第162話 光(3)

「それ持って、電車乗れないでしょ。」


志藤は仔犬のゲージを指差した。



「え。 ああ・・まあ、何とか頑張れば、」



「頑張れへんて・・んなもん。」



彼の関西弁を聞くと



『あの時』


を思い出してしまい


ちょっとドキンとする。




結局


彼が運転する車で送ってもらうことになった。




「ねえ、家に電話したの?」


志藤は気になることを聞いてみた。



「え・・まだ。」


暢気にそう言うゆうこに



「・・犬連れて帰るんやから。 一応言うておかないと、」



「そっか・・じゃあ。」


ゆうこは携帯を取り出した。



「あれ? 携帯、持ってるの?」



「社長から頂いて。 仕事で使うのに。 ほんとは私用で使っちゃダメなんですけど、」



「真面目やな。 きみは。

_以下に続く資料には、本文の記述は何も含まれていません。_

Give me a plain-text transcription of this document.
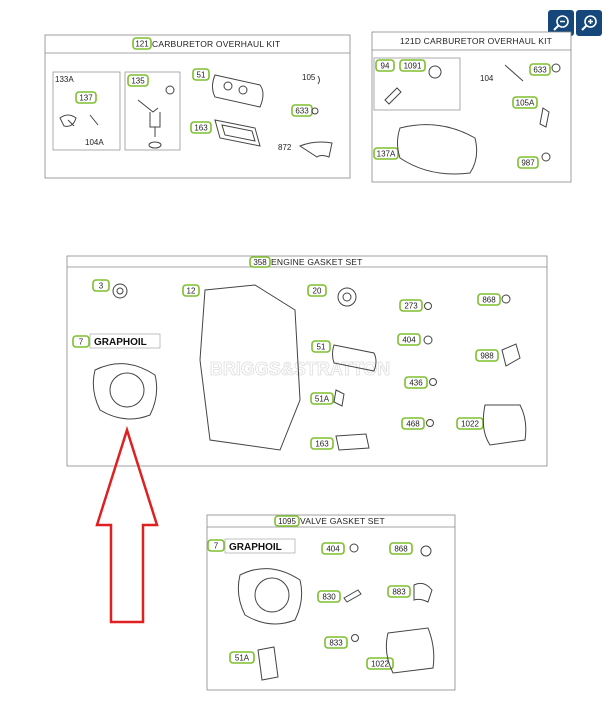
121 CARBURETOR OVERHAUL KIT
133A
137
104A
135
51
163
105
633
872
121D CARBURETOR OVERHAUL KIT
94 1091
104
633
105A
137A
987
358 ENGINE GASKET SET
BRIGGS&STRATTON
3
7 GRAPHOIL
12	20
273
868
51
404
988
51A
436
163
468	1022
1095 VALVE GASKET SET
7 GRAPHOIL	404	868
830
883
833
51A
1022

」


笑ってしまった。



「あ・・お母ちゃん? ウン、あたし。 あのね、突然なんだけど。 仔犬もらっちゃって。 ・・そう、犬。 それがね、すんごいカワイイの。 その経緯はあとで説明するけど。 それでね。 会社の人に送ってもらうことになって。 連れて帰るから・・ え? だいじょうぶ。 ちゃんと面倒見るし・・」




何とか電話を切った後、志藤がクスクスと笑っているのに気づいた。



「え、なんですか・・」



「いや。 ほら、子供が犬飼いたいってとき、『ちゃんと面倒見るから~』とか言うやろ? そんな感じかなあって。」



「そんなんじゃないです~。」



ゆうこは子供扱いされてちょっと膨れた。




関西弁を話す彼は


すごく


すごく


優しい。




仕事をするときは標準語、と言っていた彼だが


その標準語は余計に冷たく、我々とも一線を引いているようにも思えた。




これが


本当の彼なのかなァ




ゆうこはその横顔を見てぼーっとしてしまった。





「あ、ちょっと待ってて。」



志藤は途中で車を路肩に停めた。



「え?」



「買い物。」


と、さっさと出て行った。




ほんの20分ほどで戻ってきた彼は紙袋を手にした。



「なんですか?」



「これは、あとで。」


と、またすぐに車を出した。




そして、ゆうこの家の前まで来て、彼女を下ろす。



「ありがとうございました。」


ペコリと頭を下げた。



「こっちこそ。 もらってくれてホッとしたし。 ああ、これ・・」


とさっきの紙袋を彼女に手渡そうとすると、



「ん?」


ゆうこは家の中の異変に気づき、慌てて格子戸を開けた。



「は?」


志藤も何かと思いついて行く。




カンカンと木を叩くような音がしている。


ゆうこが庭のほうに回ると




「え! なに??」



父が一生懸命、犬小屋を製作中だった。



「お! ゆうこ!」


父が笑顔で振り向いた。



「・・ひょっとして、犬小屋??」



「そら、おまえ。 家もなかったらかわいそうだろが。 こりゃ、ゴーカだぞ~。」




この父の素早い行動に


二人は目をぱちくりさせて立ちすくんでしまった。